Are You Kidding Me!

Recent reports that the Canadian economy could be headed for another recession sent shivers up my spine.  The fact that the Bank of Canada reduced the lending rate by a quarter point a few weeks ago, stood what little hair I have on the back of my neck straight up. So what does this mean for you and your dealership?

How is it possible that within the last 3 months the Canadian dollar has tanked to under 80 cents US and oil is hovering around $50 a barrel? Target has closed up shop in Canada and a number of companies including Tim Horton’s are reducing their staff.  Alberta is contemplating a retail tax and the oil fields are revising their business plans while laying off many hundreds of workers. Canadian household debt is reported at its highest level ever and has surpassed the US as a ratio to income.

I don’t want to sound like the next Marvel Comic’s villain, Mr Doom and Gloom, but to ignore these economic events could have a significant impact on your business. So the big question is what to do about it?

It is hard to believe that we are only 6 years down the road from the beginning of the biggest recession since the Great Depression. Economists and Financial Planners are accustom to the cyclical nature of the economy that usually runs on a 7 year cycle, but the 2008 recession was different. It was not technically an economic recession but a financial meltdown precipitated by the sub-prime mortgage fiasco and it’s inherent greed. 

I think it would be fair to say that we have only just climbed out of that recession in the last 2 years. We finally started to see growth and stability in the economy and a reduction in unemployment.

If I could explain why we are potentially facing another recession I would be a multi millionaire, but what I can do is ask you one simple question.

What did you do to survive the 2008 recession?

The first thing my dealer clients did was take a good hard look at their inventories and put a plan together to reduce them wherever possible. There are a number of advantages to this strategy. You will reduce floor plan interest expense, increase inventory turns, protect margins and open credit lines for the purchase of key models on a timely basis.  The last thing you want during a recession is huge inventories that you can’t move due to reduced consumer spending.

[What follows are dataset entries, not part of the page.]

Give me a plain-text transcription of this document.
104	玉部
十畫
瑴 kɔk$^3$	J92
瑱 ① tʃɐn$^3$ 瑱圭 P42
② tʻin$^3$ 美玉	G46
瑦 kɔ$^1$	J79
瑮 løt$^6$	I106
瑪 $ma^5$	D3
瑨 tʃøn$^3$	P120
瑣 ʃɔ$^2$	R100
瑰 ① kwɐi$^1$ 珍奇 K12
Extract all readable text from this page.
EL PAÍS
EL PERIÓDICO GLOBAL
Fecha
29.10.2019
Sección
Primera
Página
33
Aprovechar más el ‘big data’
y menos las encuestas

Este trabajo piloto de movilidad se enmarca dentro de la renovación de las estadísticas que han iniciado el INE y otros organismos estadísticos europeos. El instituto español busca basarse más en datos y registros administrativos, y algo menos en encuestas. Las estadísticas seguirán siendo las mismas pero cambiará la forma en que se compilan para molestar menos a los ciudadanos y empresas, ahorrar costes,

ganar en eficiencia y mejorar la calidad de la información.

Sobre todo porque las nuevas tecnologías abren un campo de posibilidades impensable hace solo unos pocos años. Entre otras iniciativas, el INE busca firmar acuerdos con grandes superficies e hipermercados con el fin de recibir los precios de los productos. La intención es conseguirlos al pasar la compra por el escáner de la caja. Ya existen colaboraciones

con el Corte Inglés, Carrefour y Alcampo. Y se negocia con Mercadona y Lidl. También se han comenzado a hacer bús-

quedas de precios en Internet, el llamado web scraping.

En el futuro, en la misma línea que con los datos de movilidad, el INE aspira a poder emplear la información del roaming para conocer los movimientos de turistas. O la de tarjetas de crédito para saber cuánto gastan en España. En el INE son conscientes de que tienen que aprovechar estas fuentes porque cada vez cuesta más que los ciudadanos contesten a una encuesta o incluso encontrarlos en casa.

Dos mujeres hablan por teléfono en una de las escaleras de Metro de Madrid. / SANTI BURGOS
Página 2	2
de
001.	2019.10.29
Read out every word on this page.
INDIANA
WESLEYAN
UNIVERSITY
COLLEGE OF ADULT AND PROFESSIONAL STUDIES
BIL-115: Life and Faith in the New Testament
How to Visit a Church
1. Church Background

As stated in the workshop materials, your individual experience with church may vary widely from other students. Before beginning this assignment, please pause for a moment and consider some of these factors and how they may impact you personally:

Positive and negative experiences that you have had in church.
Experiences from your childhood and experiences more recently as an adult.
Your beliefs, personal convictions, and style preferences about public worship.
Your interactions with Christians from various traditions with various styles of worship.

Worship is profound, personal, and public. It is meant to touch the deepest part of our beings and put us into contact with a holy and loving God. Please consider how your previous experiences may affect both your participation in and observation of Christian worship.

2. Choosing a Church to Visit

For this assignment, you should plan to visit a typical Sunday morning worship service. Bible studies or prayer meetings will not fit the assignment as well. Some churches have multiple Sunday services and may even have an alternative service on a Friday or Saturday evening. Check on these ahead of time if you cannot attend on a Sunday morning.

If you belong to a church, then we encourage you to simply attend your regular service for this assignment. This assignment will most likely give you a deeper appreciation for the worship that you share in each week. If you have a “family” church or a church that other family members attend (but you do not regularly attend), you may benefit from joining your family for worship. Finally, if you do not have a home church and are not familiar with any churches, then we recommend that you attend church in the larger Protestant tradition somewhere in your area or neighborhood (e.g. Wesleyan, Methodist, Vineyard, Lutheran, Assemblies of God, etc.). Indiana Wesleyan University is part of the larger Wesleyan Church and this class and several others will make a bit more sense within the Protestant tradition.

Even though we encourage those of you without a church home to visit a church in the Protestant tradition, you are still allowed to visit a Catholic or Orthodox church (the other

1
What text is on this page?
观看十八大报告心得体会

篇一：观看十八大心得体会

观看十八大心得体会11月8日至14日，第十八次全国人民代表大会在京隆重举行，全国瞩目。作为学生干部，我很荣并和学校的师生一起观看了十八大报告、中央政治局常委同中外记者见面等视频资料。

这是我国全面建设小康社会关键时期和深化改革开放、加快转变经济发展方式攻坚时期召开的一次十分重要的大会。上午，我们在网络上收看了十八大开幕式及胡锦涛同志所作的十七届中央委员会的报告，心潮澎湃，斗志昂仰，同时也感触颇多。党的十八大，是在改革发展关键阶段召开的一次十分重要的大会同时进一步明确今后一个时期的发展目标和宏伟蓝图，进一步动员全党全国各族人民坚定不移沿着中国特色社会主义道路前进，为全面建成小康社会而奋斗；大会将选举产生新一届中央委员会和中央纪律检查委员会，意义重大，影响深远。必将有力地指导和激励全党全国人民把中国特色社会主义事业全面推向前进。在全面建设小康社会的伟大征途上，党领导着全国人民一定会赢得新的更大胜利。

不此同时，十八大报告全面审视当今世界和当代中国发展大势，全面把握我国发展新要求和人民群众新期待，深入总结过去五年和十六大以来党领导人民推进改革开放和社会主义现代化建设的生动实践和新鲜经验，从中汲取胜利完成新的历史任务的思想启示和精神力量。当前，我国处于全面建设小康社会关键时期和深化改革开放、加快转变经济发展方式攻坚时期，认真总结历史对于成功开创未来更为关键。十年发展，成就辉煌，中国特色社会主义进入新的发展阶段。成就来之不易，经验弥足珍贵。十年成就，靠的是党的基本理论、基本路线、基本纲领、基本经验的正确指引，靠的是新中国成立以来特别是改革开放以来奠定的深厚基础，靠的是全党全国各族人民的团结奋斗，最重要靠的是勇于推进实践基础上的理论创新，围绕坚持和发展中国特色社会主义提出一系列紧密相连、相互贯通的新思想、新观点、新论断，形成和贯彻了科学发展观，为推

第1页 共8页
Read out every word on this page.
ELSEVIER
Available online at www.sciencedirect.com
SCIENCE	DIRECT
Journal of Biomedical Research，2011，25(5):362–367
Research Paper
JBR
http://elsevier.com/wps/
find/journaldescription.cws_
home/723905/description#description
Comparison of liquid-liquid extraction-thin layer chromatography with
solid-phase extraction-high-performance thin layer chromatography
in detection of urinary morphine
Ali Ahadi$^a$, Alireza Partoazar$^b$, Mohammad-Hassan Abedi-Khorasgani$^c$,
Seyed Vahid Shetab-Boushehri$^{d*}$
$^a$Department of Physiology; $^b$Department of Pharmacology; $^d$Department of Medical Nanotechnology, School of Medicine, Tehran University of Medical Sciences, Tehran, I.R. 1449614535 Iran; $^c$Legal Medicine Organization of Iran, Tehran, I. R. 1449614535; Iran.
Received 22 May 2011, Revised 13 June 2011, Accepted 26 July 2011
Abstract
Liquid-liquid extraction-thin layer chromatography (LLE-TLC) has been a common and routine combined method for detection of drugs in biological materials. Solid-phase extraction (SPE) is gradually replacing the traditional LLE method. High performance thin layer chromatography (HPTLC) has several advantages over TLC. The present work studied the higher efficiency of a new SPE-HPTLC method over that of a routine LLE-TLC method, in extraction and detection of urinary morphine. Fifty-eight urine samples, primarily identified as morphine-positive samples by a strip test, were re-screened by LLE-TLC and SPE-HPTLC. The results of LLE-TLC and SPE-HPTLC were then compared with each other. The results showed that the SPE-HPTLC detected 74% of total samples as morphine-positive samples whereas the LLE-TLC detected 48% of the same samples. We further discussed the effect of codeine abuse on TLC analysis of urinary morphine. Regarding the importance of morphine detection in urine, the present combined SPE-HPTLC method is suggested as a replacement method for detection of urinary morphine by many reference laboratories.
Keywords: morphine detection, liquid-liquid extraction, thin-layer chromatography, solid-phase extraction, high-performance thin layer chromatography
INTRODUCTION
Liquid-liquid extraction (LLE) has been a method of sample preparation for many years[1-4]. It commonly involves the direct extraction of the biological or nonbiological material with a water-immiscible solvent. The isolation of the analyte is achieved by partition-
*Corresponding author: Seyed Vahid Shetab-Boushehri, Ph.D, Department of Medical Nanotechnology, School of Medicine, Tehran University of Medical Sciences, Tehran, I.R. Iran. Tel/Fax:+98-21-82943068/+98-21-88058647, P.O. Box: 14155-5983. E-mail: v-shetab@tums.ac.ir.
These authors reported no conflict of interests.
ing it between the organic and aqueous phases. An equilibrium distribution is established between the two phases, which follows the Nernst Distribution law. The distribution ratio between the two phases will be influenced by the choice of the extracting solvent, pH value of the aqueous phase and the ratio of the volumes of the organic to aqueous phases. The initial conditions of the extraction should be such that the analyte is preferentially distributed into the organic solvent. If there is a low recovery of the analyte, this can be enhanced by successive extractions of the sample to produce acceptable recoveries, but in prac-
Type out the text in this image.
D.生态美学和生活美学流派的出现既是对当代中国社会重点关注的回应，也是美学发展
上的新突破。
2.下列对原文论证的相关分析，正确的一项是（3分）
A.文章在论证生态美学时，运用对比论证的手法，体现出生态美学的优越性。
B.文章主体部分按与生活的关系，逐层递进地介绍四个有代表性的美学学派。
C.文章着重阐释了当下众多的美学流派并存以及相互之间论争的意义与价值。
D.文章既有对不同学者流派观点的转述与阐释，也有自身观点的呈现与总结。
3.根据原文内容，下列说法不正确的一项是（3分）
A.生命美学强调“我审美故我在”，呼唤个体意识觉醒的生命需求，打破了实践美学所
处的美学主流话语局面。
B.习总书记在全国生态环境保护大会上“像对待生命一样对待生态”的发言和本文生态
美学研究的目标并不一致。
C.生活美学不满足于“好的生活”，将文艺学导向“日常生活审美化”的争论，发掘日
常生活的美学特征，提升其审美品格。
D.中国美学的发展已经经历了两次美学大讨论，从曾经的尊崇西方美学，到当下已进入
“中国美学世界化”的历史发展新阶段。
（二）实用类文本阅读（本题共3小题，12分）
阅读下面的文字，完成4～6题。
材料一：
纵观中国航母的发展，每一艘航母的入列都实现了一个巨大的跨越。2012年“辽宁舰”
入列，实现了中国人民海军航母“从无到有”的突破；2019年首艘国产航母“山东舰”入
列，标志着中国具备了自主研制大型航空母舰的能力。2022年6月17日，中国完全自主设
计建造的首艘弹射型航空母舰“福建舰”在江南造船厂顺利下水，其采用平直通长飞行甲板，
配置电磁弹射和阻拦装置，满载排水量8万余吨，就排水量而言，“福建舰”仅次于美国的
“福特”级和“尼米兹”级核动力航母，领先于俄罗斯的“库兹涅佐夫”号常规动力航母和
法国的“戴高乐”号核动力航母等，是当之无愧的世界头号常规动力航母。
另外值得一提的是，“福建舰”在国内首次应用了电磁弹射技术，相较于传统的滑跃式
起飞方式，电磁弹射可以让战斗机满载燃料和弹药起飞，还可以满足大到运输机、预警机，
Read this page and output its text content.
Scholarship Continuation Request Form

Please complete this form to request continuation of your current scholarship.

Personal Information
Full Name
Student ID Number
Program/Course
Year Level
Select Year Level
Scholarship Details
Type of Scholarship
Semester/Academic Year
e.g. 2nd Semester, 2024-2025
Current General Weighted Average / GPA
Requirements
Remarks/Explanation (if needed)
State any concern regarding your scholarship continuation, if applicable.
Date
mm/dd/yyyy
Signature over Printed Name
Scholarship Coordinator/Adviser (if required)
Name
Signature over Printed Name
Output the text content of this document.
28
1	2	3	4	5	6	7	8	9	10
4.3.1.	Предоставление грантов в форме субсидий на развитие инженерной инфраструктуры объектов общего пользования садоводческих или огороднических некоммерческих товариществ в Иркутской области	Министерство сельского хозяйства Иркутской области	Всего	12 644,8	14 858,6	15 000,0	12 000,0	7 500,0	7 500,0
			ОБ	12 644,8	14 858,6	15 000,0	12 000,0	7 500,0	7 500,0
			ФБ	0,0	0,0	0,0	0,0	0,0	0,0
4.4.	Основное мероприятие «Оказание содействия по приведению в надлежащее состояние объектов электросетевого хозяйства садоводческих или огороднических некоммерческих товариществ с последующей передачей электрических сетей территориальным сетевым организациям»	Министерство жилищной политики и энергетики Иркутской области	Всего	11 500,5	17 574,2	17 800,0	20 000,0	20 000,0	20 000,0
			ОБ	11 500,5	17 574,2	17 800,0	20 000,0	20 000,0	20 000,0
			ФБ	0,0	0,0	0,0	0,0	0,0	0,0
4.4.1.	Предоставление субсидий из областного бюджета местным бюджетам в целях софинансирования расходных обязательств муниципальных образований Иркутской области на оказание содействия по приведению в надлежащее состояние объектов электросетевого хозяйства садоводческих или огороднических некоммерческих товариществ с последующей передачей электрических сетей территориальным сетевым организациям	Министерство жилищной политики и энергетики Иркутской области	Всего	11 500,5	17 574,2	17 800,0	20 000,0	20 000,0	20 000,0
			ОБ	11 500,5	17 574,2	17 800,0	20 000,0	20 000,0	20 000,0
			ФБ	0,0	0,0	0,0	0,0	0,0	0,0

The next key target is expenses. Your strategic plan should contemplate a reduction in all your variable expenses. This would include Advertising, Interest Expense as previously discussed, Travel, and most important Salaries to name a few. I talked in a previous article about knowing your breakeven point for your business operations to help facilitate the knowledge of what your sales, margins and expenses had to be to survive.

I am all about enhancing profit not just surviving, but knowing what and how much you can cut your expenses gives you the ability to make a timely decision based on a turn of the economy.

Even if you don’t have a comprehensive business plan, take some time with your staff and develop a pre emptive strategic plan to stave off the effects of a potential recession.  Knowing you have a plan in place will reduce your stress by 10 fold and will limit the effects of a down turn in the economy on your business.